Discutieron su reacción durante las tres primeras semanas de viaje, ya que tenían poco que hacer a bordo del falucho excepto discutir cosas. El receptor-transmisor de radio de onda corta que Mahnmut había conectado a Orphu funcionaba bien.
—Estás sufriendo de agorafobia tanto como de depresión —dijo Orphu.
—¿Cómo es eso?
—Fuiste diseñado, programado y entrenado para formar parte del submarino, oculto bajo el hielo de Europa, rodeado de oscuridad y a profundidades aplastantes, cómodo en tus estrechos espacios —dijo el ioniano—. Ni siquiera tus breves incursiones en la superficie helada de Europa te prepararon para estas amplias vistas, los distantes horizontes y los cielos azules.
—El cielo no es azul ahora mismo —fue todo lo que dijo Mahnmut por respuesta. Era por la mañana temprano y, como la mayoría de las mañanas, el Valle Marineris estaba cubierto de nubes bajas y densa niebla. Los HV habían arriado las velas del falucho y avanzaban a golpe de remo (treinta hombrecillos remaban, quince a cada banda, al parecer infatigables) cada vez que el viento no movía el barco de vela latina de dos mástiles. Brillaban linternas en la proa, el mástil delantero, ambos costados y la popa, y el falucho apenas se movía. Esta sección del Valle Marineris tenía más de ciento veinte kilómetros de anchura y la sección en la que pronto entrarían tendría doscientos kilómetros: era un mar interior más que un río; incluso en los días despejados, los altos acantilados de las orillas norte o sur eran invisibles en la distancia, pero había suficiente tráfico de naves de HV para tomar precauciones con la niebla.
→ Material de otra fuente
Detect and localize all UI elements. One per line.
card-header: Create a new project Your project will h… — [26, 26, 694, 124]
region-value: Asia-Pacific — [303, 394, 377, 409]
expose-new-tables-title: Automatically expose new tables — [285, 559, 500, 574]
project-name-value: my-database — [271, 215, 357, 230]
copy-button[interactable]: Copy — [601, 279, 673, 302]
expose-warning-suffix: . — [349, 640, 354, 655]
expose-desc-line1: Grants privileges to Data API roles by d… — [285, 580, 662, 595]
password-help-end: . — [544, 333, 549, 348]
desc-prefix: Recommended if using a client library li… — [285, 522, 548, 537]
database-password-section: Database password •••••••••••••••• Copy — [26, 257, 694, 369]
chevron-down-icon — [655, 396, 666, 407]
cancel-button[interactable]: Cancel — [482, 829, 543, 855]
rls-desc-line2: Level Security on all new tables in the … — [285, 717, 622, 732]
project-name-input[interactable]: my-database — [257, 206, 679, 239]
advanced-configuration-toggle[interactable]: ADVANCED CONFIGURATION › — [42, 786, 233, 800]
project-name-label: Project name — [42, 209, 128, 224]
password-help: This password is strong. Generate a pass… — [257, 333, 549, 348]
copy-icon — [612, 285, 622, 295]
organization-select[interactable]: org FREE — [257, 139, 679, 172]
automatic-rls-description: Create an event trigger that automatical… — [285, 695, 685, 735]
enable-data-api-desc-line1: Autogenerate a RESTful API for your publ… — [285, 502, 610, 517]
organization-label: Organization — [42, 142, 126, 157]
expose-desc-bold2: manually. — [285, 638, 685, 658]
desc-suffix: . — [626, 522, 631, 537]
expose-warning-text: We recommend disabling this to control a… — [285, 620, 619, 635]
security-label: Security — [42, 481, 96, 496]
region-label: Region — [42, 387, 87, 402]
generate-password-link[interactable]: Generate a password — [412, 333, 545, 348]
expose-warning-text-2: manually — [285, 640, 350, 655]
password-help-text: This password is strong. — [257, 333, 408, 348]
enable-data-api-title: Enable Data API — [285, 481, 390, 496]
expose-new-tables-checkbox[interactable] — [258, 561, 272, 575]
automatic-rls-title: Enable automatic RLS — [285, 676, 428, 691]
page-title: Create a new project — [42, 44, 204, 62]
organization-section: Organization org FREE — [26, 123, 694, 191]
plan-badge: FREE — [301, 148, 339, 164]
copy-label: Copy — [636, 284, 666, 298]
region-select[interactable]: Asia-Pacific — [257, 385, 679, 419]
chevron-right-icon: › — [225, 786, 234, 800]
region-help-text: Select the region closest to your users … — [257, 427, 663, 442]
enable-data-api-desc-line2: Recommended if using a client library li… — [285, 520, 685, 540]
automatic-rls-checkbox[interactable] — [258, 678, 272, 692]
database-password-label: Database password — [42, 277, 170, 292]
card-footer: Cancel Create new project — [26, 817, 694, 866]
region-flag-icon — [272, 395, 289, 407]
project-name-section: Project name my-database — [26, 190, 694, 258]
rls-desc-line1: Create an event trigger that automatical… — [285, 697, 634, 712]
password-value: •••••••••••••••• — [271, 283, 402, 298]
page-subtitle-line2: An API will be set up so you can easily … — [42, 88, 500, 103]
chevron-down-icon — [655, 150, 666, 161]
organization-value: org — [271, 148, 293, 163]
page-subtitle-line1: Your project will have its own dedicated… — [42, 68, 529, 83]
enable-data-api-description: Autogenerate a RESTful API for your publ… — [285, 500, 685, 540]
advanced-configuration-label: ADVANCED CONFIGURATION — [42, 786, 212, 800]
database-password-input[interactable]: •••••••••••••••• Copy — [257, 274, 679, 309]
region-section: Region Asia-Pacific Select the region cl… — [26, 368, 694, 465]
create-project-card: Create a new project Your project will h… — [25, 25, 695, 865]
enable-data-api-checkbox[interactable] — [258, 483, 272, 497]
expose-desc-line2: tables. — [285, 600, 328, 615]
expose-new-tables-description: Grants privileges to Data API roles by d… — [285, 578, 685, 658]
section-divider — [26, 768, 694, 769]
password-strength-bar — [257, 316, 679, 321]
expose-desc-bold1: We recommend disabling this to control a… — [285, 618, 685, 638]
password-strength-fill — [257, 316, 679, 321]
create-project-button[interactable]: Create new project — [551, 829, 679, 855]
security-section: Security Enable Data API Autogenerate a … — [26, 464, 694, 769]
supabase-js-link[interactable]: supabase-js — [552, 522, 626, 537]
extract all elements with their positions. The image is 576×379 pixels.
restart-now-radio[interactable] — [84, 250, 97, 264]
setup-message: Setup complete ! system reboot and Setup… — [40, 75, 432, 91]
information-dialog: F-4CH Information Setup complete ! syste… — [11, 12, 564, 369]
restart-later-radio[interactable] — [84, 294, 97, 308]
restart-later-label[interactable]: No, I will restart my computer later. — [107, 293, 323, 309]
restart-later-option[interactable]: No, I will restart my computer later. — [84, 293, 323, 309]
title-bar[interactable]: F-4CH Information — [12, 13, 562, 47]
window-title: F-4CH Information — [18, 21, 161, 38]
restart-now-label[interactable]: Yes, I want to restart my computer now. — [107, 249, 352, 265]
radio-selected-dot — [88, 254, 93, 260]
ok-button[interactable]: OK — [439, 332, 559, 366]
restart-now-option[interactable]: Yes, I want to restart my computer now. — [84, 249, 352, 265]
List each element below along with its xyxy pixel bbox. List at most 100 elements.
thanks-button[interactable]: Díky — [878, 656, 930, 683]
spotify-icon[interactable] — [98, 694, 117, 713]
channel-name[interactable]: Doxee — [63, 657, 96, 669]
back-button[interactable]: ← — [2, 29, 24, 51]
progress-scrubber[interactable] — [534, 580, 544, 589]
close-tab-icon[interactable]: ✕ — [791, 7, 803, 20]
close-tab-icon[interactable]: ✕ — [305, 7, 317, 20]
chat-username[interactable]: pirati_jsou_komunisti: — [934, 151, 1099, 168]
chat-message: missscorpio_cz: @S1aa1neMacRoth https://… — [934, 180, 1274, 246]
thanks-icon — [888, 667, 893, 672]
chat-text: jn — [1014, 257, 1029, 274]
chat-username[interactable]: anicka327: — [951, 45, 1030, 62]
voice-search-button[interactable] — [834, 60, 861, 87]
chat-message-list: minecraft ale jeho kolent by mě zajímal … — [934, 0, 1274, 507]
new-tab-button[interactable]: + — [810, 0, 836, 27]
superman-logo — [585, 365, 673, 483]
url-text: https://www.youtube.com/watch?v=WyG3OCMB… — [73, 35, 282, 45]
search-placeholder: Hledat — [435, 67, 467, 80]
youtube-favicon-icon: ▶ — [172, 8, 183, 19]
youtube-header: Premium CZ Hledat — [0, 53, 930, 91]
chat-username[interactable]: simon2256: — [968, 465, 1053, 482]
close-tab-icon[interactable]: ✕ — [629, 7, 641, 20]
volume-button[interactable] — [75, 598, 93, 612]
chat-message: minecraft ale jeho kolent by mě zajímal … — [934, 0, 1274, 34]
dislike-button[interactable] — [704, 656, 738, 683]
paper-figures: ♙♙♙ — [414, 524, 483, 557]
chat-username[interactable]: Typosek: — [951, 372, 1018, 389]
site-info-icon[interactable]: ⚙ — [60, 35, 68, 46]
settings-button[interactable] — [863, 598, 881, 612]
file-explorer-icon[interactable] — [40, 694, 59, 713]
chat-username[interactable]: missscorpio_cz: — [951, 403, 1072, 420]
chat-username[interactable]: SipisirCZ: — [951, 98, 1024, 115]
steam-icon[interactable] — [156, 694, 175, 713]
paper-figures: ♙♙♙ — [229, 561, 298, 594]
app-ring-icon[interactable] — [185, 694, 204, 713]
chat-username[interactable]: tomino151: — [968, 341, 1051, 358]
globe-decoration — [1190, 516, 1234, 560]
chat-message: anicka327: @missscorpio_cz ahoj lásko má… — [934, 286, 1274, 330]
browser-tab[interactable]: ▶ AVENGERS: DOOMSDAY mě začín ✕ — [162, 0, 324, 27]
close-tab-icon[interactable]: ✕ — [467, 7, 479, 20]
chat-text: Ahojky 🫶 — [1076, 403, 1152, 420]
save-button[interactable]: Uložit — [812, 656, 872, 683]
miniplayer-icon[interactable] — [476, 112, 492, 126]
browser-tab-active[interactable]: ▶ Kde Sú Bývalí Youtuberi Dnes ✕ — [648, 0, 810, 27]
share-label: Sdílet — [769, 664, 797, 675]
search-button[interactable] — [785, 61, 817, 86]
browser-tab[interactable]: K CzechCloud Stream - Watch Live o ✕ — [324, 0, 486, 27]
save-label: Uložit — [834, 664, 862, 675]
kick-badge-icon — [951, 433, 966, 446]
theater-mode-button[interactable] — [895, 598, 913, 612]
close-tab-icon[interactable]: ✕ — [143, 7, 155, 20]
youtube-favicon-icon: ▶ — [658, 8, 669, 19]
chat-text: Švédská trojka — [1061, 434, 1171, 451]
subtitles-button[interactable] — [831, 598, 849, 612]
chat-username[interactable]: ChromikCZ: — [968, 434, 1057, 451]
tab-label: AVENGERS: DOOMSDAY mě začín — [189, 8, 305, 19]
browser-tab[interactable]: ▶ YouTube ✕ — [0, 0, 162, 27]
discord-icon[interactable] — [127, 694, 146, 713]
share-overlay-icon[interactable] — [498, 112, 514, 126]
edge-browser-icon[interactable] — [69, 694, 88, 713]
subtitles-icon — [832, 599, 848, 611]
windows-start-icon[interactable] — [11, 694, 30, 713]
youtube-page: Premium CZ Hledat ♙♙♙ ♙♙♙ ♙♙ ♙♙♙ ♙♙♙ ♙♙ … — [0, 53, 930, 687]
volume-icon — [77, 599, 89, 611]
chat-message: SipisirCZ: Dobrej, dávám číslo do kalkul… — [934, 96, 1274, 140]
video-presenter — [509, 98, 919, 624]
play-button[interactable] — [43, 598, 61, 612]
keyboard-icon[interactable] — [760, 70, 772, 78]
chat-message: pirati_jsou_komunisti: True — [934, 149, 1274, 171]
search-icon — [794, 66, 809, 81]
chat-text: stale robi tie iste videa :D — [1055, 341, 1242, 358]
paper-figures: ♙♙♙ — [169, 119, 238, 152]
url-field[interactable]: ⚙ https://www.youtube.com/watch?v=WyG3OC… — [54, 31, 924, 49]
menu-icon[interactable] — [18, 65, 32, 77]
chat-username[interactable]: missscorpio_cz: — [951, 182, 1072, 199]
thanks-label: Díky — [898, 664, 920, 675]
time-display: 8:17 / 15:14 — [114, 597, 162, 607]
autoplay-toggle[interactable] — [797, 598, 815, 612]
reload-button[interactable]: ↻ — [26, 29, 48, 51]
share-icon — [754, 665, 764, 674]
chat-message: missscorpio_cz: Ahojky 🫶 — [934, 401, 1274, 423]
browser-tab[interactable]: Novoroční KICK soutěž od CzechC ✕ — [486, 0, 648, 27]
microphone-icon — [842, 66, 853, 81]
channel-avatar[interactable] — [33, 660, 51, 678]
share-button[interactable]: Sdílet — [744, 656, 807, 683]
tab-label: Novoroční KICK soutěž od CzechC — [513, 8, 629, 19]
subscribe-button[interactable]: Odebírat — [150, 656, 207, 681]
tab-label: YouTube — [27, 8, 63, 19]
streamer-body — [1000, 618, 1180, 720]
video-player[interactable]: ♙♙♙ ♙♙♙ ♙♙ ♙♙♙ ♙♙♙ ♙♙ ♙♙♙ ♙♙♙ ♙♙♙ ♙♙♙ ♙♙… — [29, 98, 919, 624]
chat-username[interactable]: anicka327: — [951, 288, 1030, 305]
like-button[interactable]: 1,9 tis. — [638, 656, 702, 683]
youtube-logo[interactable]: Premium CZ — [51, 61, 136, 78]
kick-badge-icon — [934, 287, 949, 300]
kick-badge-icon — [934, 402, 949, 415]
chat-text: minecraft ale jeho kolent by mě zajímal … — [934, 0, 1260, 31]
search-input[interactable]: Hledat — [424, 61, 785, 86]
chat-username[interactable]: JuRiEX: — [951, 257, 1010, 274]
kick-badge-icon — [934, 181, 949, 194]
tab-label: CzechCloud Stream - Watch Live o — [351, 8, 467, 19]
Mahnmut advirtió que era cierto, que la agorafobia era parte de su problema, ya que sentía más agudamente la depresión en los días claros, cuando la visión era ilimitada; pero también sabía que era más complicado, que no se debía sólo al hecho de estar separado del seguro nido y los controles sensoriales de su nave. Mahnmut era, lo había sido siempre, un capitán, y sabía por su propia programación y posteriores lecturas, que nada duele más a los capitanes que la pérdida de sus navíos. Además, le habían encargado una misión importante (llevar a Koros III a la base oceánica del Monte Olympus), y había fracasado miserablemente. Koros III estaba muerto, al igual que Ri Po, el moravec que tendría que estar esperando en órbita para recibir, interpretar y transmitir los importantes datos de reconocimiento de Koros.
¿A quién? ¿Cómo? ¿Cuándo?
Mahnmut no tenía ni idea.
Hablaron también de eso durante sus semanas de tranquilo viaje. Era aún más tranquilo de noche, ya que los HV entraban en hibernación en cuanto el sol se ponía. Aseguraban el falucho con una complicada ancla (Mahnmut había hecho sondeos y decidió que el agua bajo ellos tenía más de seis kilómetros de profundidad) y no se volvían a mover hasta que la luz del sol tocaba su piel verde y transparente a la mañana siguiente. Parecía obvio que los HV obtenían energía solamente de la luz solar, incluso a través de la niebla matutina. Desde luego Mahnmut nunca había visto a un hombrecillo verde comer ni segregar nada. Podía preguntárselo, pero aunque tenía la hipótesis de que el HV individual no «moría» realmente después de la comunicación (pensaba que los hombrecillos verdes eran una consciencia múltiple, no un conjunto de individuos), Mahnmut no se fiaba lo suficiente de esa hipótesis para meter la mano dentro del pecho de otra personita verde, agarrar lo que podía ser su corazón y hacer preguntas que podían esperar hasta otro día.